Not that she was looking for a deep insight on her commute. But, as so often seems to be the case, it’s in the mundane moments that the big picture becomes visible, if even for just the brief moment when a connection is made. She realized that her neighbors were commuting to work at low-paying jobs while she was preparing for a day of studying. They were side-by-side and yet in different worlds. “I’m still wrestling with that,” she said.
These are the moments for which programs like Community Classroom are designed, moments in which the experience of being thrust into situations where perceived difference—cultural, racial, religious, or socioeconomic— changes the nature of learning and of being a learner. In a very direct way, programs that take students away from their campuses force them to see the world and their place in it from a different perspective.
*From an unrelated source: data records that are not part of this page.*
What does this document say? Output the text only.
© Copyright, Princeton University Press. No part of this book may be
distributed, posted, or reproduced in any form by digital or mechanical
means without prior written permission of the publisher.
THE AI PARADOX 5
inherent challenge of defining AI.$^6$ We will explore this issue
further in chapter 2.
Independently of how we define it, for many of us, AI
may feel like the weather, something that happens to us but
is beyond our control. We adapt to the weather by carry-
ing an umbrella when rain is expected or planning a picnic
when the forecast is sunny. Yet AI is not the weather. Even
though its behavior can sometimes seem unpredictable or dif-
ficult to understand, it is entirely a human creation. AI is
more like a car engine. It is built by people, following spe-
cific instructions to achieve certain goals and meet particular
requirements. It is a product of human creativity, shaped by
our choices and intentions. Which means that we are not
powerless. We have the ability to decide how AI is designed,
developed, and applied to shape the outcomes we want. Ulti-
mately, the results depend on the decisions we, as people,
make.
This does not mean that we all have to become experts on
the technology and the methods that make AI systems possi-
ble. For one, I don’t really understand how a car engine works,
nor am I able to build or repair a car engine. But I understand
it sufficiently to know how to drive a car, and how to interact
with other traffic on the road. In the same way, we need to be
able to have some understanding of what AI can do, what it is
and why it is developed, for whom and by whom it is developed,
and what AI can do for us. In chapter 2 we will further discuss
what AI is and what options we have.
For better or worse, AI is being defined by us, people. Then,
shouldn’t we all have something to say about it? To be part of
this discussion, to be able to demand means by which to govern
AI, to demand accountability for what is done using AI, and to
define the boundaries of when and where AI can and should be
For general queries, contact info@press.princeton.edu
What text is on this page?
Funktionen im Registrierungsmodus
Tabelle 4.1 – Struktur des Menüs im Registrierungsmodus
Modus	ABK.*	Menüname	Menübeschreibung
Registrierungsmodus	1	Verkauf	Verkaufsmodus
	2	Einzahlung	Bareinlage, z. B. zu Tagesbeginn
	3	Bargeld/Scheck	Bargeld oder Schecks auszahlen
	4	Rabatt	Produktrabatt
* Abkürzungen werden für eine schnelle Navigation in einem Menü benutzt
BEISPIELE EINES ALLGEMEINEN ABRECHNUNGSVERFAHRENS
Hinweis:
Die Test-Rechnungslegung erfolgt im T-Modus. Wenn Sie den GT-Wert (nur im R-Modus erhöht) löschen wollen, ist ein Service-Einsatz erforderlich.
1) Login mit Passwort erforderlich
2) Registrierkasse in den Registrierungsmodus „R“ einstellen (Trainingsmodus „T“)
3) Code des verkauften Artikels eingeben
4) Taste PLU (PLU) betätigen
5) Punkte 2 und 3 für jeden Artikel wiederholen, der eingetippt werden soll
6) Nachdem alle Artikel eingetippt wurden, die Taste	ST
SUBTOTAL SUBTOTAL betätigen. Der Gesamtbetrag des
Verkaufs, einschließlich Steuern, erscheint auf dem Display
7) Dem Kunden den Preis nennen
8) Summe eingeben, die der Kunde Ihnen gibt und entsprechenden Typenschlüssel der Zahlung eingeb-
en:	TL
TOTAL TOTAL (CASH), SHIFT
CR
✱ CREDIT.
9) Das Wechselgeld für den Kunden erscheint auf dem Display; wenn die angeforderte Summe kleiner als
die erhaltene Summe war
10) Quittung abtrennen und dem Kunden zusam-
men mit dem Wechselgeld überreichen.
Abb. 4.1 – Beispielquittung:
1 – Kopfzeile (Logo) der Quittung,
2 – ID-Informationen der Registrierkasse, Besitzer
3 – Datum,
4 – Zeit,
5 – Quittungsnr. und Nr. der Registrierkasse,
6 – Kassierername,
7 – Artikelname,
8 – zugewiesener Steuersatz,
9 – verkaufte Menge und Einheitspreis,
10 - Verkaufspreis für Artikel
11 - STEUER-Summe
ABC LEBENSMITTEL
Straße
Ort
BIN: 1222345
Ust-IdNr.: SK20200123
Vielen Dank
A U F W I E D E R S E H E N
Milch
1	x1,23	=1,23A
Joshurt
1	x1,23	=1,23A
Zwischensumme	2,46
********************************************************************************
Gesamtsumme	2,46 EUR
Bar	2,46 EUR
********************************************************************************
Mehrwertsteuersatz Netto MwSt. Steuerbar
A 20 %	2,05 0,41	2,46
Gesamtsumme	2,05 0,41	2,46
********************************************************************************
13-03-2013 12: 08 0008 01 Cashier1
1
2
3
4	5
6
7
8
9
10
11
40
Often, this type of learning is associated with study abroad programs that take students out of an American context and drop them in the art galleries of Paris or the jungles of Costa Rica or a university in Capetown. In this cultural collision, students are pressed into the role of being the other in a culture that is not their own. When they return, they bring that perspective back to campus, effectively seeing it again from their shifted perspective.
Recently, however, universities are beginning to see that there are similar, if not even more impacting opportunities for this type of experience right in the cities where they are located. PLNU, resting in one of the largest and most diverse urban regions in America, is placed in just such a fruitful location.
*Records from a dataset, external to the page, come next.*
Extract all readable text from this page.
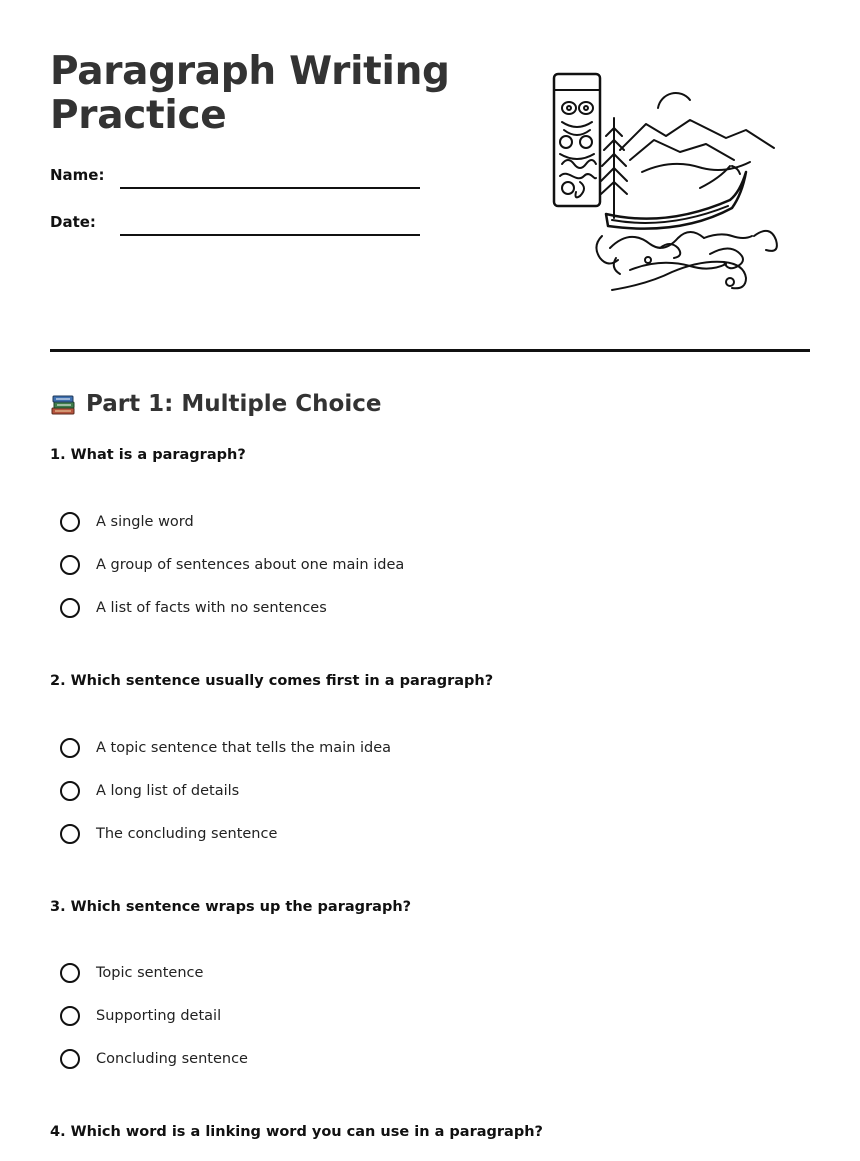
Paragraph Writing
Practice
Name:
Date:
Part 1: Multiple Choice

1. What is a paragraph?

A single word
A group of sentences about one main idea
A list of facts with no sentences

2. Which sentence usually comes first in a paragraph?

A topic sentence that tells the main idea
A long list of details
The concluding sentence

3. Which sentence wraps up the paragraph?

Topic sentence
Supporting detail
Concluding sentence

4. Which word is a linking word you can use in a paragraph?
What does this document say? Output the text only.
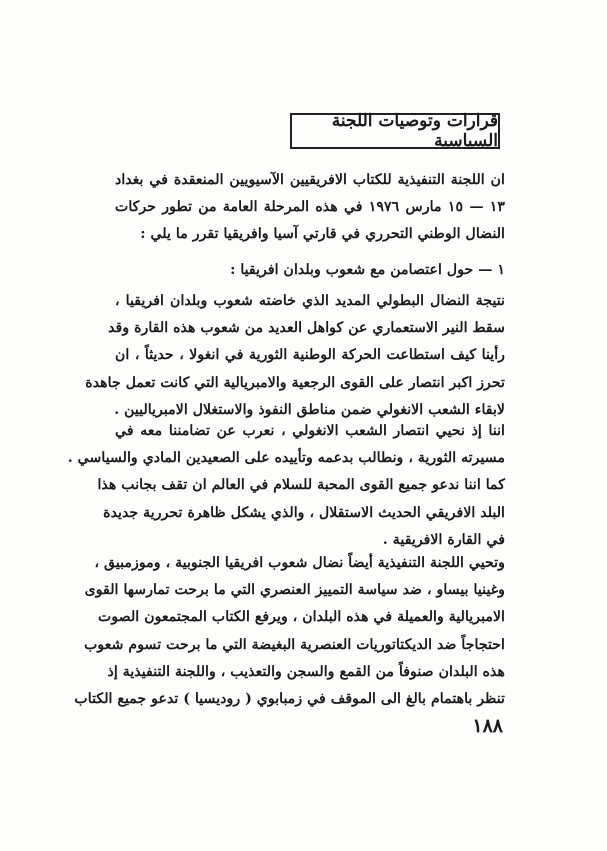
قرارات وتوصيات اللجنة السياسية
ان اللجنة التنفيذية للكتاب الافريقيين الآسيويين المنعقدة في بغداد
١٣ — ١٥ مارس ١٩٧٦ في هذه المرحلة العامة من تطور حركات
النضال الوطني التحرري في قارتي آسيا وافريقيا تقرر ما يلي :
١ — حول اعتصامن مع شعوب وبلدان افريقيا :
نتيجة النضال البطولي المديد الذي خاضته شعوب وبلدان افريقيا ،
سقط النير الاستعماري عن كواهل العديد من شعوب هذه القارة وقد
رأينا كيف استطاعت الحركة الوطنية الثورية في انغولا ، حديثاً ، ان
تحرز اكبر انتصار على القوى الرجعية والامبريالية التي كانت تعمل جاهدة
لابقاء الشعب الانغولي ضمن مناطق النفوذ والاستغلال الامبرياليين .
اننا إذ نحيي انتصار الشعب الانغولي ، نعرب عن تضامننا معه في
مسيرته الثورية ، ونطالب بدعمه وتأييده على الصعيدين المادي والسياسي .
كما اننا ندعو جميع القوى المحبة للسلام في العالم ان تقف بجانب هذا
البلد الافريقي الحديث الاستقلال ، والذي يشكل ظاهرة تحررية جديدة
في القارة الافريقية .
وتحيي اللجنة التنفيذية أيضاً نضال شعوب افريقيا الجنوبية ، وموزمبيق ،
وغينيا بيساو ، ضد سياسة التمييز العنصري التي ما برحت تمارسها القوى
الامبريالية والعميلة في هذه البلدان ، ويرفع الكتاب المجتمعون الصوت
احتجاجاً ضد الديكتاتوريات العنصرية البغيضة التي ما برحت تسوم شعوب
هذه البلدان صنوفاً من القمع والسجن والتعذيب ، واللجنة التنفيذية إذ
تنظر باهتمام بالغ الى الموقف في زمبابوي ( روديسيا ) تدعو جميع الكتاب
١٨٨
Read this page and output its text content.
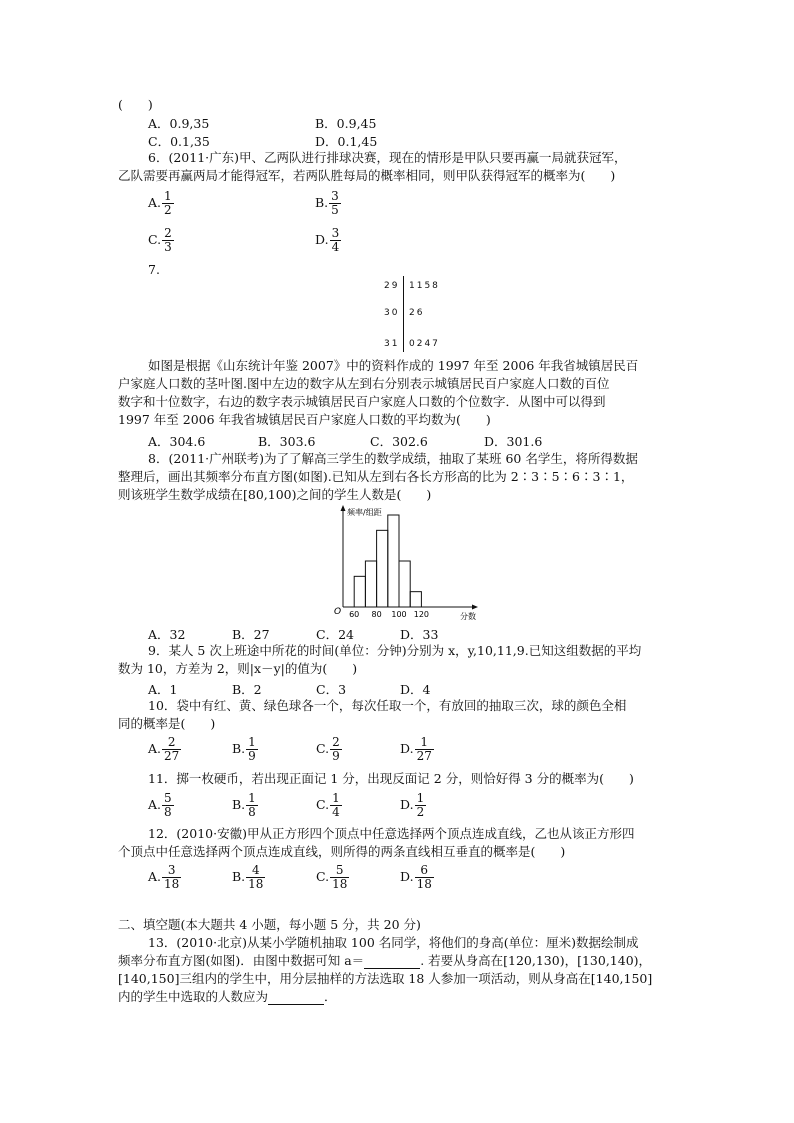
(　　)
A．0.9,35	B．0.9,45
C．0.1,35	D．0.1,45
6．(2011·广东)甲、乙两队进行排球决赛，现在的情形是甲队只要再赢一局就获冠军，
乙队需要再赢两局才能得冠军，若两队胜每局的概率相同，则甲队获得冠军的概率为(　　)
A. $\frac{1}{2}$	B. $\frac{3}{5}$
C. $\frac{2}{3}$	D. $\frac{3}{4}$
7.
29 1158
30 26
31 0247
如图是根据《山东统计年鉴 2007》中的资料作成的 1997 年至 2006 年我省城镇居民百
户家庭人口数的茎叶图.图中左边的数字从左到右分别表示城镇居民百户家庭人口数的百位
数字和十位数字，右边的数字表示城镇居民百户家庭人口数的个位数字．从图中可以得到
1997 年至 2006 年我省城镇居民百户家庭人口数的平均数为(　　)
A．304.6	B．303.6	C．302.6	D．301.6
8．(2011·广州联考)为了了解高三学生的数学成绩，抽取了某班 60 名学生，将所得数据
整理后，画出其频率分布直方图(如图).已知从左到右各长方形高的比为 2∶3∶5∶6∶3∶1，
则该班学生数学成绩在[80,100)之间的学生人数是(　　)
频率/组距
O	分数
60 80 100 120
A．32	B．27	C．24	D．33
9．某人 5 次上班途中所花的时间(单位：分钟)分别为 x，y,10,11,9.已知这组数据的平均
数为 10，方差为 2，则|x－y|的值为(　　)
A．1	B．2	C．3	D．4
10．袋中有红、黄、绿色球各一个，每次任取一个，有放回的抽取三次，球的颜色全相
同的概率是(　　)
A. $\frac{2}{27}$	B. $\frac{1}{9}$	C. $\frac{2}{9}$	D. $\frac{1}{27}$
11．掷一枚硬币，若出现正面记 1 分，出现反面记 2 分，则恰好得 3 分的概率为(　　)
A. $\frac{5}{8}$	B. $\frac{1}{8}$	C. $\frac{1}{4}$	D. $\frac{1}{2}$
12．(2010·安徽)甲从正方形四个顶点中任意选择两个顶点连成直线，乙也从该正方形四
个顶点中任意选择两个顶点连成直线，则所得的两条直线相互垂直的概率是(　　)
A. $\frac{3}{18}$	B. $\frac{4}{18}$	C. $\frac{5}{18}$	D. $\frac{6}{18}$
二、填空题(本大题共 4 小题，每小题 5 分，共 20 分)
13．(2010·北京)从某小学随机抽取 100 名同学，将他们的身高(单位：厘米)数据绘制成
频率分布直方图(如图)．由图中数据可知 a＝	. 若要从身高在[120,130)，[130,140)，
[140,150]三组内的学生中，用分层抽样的方法选取 18 人参加一项活动，则从身高在[140,150]
内的学生中选取的人数应为	．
But to take advantage of these opportunities for cross-cultural engagement, PLNU and other universities must become much more thoroughly acquainted with a shift in the way the various cultures of the world experience each other: glocalization.
Glocal Context: From the Boardroom to the City to the Classroom
Glocalism, or glocalization, is a term first used in the late 1970s by Japanese business leaders such as Sony’s President Akio Morita, who encapsulated the idea in his now commonly used phrase “think global, act local.” Pulled from the practice of adapting farming techniques in a variety of local markets, the idea was then popularized in the ’90s by sociologist Roland Robertson, who focused more broadly on the idea of glocalization in terms of how it “means the simultaneity—the co-presence—of both universalizing and particularizing tendencies.”
Moving forward, the concept of glocalism has become increasingly connected with the explosive growth of cities where it is predicted that more than two-thirds of the world’s population will be living by 2030. The term has generally been applied in two distinct contexts: business and social theory.
In terms of its business application, glocalization is the integration of local market needs into the production of the worldwide capitalist marketplace. In other words, it is or can be a moderating influence on globalism, the process in which large businesses look to make the experience of customers uniform across cultural contexts (see: McDonald’s in Moscow and Disneyland in France, though even those brands have made cultural concessions to various market demands). Glocalism, then, has the capacity to serve the needs of both business and market in conjunction with one another.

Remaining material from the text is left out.